The Algerian military élite has played a dominating role in Algerian politics ever since independence in 1962, when the army emerged as the only effective powerbroker in a shattered political landscape dominated by weak and competing political factions. Many high-ranking officers have held public office, and it is generally recognized that the army has been, and still is, consistently involved in national policy from behind the scenes. Under Col. Houari Boumediène (1965–1979) state and army leadership was joined under his dominant and highly authoritarian presidency, but after his death, factionalization and rivalries within the military and political élites has been a major factor in Algerian politics.

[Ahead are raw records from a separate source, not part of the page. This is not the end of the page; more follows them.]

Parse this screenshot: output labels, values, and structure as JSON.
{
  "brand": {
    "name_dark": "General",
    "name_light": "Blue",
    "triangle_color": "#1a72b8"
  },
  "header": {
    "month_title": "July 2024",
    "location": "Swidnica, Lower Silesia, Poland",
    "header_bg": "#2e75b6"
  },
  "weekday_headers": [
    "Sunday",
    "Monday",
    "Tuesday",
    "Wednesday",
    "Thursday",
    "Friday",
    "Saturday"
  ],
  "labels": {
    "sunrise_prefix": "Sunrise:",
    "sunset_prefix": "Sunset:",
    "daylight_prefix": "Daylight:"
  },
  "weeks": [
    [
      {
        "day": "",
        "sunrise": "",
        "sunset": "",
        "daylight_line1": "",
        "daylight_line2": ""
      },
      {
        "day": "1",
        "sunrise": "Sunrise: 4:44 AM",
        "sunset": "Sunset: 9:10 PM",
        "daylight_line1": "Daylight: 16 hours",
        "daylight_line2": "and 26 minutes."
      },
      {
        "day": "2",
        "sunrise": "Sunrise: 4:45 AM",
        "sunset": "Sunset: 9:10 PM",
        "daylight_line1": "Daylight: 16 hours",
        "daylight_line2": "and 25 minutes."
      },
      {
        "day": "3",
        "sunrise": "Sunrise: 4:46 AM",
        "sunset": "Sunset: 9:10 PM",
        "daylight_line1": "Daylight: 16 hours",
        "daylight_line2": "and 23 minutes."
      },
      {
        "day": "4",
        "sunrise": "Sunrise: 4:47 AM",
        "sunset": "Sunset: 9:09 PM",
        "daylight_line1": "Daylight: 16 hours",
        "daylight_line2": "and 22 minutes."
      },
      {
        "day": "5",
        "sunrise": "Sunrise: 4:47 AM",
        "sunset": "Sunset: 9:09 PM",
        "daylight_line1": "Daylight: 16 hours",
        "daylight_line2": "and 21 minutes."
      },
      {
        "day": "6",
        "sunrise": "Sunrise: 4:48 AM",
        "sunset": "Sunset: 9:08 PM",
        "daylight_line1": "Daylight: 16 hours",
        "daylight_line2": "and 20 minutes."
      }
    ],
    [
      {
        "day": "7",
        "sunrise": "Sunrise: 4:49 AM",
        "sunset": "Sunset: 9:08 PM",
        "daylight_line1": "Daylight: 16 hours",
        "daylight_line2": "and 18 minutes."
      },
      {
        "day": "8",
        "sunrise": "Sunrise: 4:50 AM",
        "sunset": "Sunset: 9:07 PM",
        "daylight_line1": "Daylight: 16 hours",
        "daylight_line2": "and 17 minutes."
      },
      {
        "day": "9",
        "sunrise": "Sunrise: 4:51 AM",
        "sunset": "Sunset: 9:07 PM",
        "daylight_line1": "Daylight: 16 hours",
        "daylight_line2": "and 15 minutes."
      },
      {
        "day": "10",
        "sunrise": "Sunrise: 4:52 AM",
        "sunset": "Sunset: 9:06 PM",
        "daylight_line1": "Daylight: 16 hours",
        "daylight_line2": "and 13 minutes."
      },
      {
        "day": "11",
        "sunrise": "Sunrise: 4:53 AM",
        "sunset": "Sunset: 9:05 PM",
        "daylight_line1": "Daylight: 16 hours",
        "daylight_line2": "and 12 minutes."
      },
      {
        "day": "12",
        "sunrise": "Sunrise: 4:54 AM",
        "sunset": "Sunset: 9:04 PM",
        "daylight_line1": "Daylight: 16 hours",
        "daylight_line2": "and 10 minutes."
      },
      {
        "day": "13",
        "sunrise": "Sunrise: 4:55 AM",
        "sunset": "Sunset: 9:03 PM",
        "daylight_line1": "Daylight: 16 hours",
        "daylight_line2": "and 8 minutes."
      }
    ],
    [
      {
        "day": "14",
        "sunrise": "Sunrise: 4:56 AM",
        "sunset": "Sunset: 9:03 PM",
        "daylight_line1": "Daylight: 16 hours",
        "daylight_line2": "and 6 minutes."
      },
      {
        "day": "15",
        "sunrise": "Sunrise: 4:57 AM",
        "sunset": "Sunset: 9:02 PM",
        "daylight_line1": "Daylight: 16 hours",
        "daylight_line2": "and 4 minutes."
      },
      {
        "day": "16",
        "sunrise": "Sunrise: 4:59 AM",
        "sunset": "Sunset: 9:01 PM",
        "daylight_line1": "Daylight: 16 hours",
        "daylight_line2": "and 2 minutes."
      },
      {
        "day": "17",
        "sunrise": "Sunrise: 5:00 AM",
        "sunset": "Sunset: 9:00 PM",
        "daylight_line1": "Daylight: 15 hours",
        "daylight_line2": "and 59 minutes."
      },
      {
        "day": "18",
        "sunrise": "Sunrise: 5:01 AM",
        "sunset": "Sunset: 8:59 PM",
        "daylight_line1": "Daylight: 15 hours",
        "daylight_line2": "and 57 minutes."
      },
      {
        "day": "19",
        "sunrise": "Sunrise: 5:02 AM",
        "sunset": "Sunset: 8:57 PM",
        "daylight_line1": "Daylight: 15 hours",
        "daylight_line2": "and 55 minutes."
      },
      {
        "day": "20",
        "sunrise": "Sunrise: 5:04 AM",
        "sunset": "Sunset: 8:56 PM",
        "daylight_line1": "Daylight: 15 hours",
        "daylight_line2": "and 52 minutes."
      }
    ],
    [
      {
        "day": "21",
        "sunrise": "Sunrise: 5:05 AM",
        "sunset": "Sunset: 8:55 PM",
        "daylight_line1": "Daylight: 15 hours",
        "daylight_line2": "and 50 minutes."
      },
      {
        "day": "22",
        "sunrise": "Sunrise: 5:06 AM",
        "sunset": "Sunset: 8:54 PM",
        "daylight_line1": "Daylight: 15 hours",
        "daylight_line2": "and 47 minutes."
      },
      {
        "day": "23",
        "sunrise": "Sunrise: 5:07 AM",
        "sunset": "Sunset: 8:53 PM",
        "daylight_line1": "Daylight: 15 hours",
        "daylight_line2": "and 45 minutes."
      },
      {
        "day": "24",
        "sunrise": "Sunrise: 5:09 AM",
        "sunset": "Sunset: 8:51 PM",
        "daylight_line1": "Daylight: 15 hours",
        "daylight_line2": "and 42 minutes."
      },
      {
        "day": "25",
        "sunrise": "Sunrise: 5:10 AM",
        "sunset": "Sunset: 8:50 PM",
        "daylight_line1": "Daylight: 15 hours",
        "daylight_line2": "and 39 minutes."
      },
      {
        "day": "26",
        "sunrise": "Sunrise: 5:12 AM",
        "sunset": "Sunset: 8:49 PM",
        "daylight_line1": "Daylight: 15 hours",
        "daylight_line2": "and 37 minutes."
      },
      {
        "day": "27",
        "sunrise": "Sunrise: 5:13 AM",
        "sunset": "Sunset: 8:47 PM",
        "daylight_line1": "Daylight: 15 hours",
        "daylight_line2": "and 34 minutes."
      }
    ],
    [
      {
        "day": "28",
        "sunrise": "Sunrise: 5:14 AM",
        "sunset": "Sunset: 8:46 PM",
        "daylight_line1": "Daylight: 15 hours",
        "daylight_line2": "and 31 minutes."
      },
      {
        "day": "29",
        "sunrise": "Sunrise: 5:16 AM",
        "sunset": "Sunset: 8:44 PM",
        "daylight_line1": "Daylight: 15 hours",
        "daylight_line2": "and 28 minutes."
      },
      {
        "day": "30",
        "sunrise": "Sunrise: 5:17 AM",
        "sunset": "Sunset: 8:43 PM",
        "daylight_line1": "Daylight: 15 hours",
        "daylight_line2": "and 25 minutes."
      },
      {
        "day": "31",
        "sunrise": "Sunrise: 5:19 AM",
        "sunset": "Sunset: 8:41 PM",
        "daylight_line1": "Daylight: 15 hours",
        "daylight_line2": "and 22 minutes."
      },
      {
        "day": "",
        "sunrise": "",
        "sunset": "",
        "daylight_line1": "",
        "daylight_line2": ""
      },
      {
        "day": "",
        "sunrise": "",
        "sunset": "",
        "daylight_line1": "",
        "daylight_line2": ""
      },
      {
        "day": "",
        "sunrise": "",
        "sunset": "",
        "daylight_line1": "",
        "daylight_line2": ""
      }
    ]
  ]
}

After being structured as a politicized "people's army" in the Boumédiène era, and retaining its allegiance to the FLN during the single-party years of Algerian history, the military forces were formally depoliticized in 1988, as a multi-party system was introduced. This, however, did not end military influence over Algerian politics. In 1995, fearing the installation of Sharia Law, which would result in Algeria becoming an Islamic State, the Algerian Army stopped free elections that were likely to bring an Islamist party to power. This triggered the Algerian Civil War, a conflict which is believed to have claimed 100-350,000 lives during the 1990s. Both the armed forces and Islamist insurgents have been severely criticized by outside observers for their conduct of the war on humanitarian and human rights grounds. The state and army Islamist resistance in the late 1990s, but local and sporadic fighting persists in 2009, along with occasional bomb attacks against government targets in major cities. The most active insurgent group is al-Qaida in the Islamic Maghreb, formerly known as GSPC. Since major fighting subsided in about 1997, the army has been engaged in refitting itself for the tasks of a conventional army, after more than a decade of anti-guerrilla action.
The major part of Algeria's armed forces are directed towards the country's western border with Morocco and Western Sahara, where Algeria supported a guerrilla war (1975–1991) against Moroccan control by the Polisario Front, a national liberation movement of Sahrawi Bedouin exiled in Algeria's Tindouf province. Algeria has had longstanding border disagreements with Morocco, due to the non-recognition of the colonial borders by the Moroccan regime, which, although now basically resolved, continue to linger as a factor in the consistently troubled but generally non-violent relations between the two neighbouring nations. The Algerian-Moroccan land border has been closed since 1994. Both countries's armed forces have engaged in costly equipment upgrades in recent years, clearly viewing each other as the principal threat to their sovereignty, and equally reluctant to let the other nation gain the upper hand militarily.
By contrast, Algeria's post-independence border disagreements with Tunisia and Libya, which were at times a cause for poor relations, both appear to have been peacefully resolved (to its advantage). The Algerian army has also, especially in later years, been highly active along the country's border with northern Mali, where various insurgent movements are based. Algeria has fought only one brief war after independence (the Sand War, a border conflict with Morocco in 1963), but the country is also, like most Arab nations, formally at war with the Israel since 1948.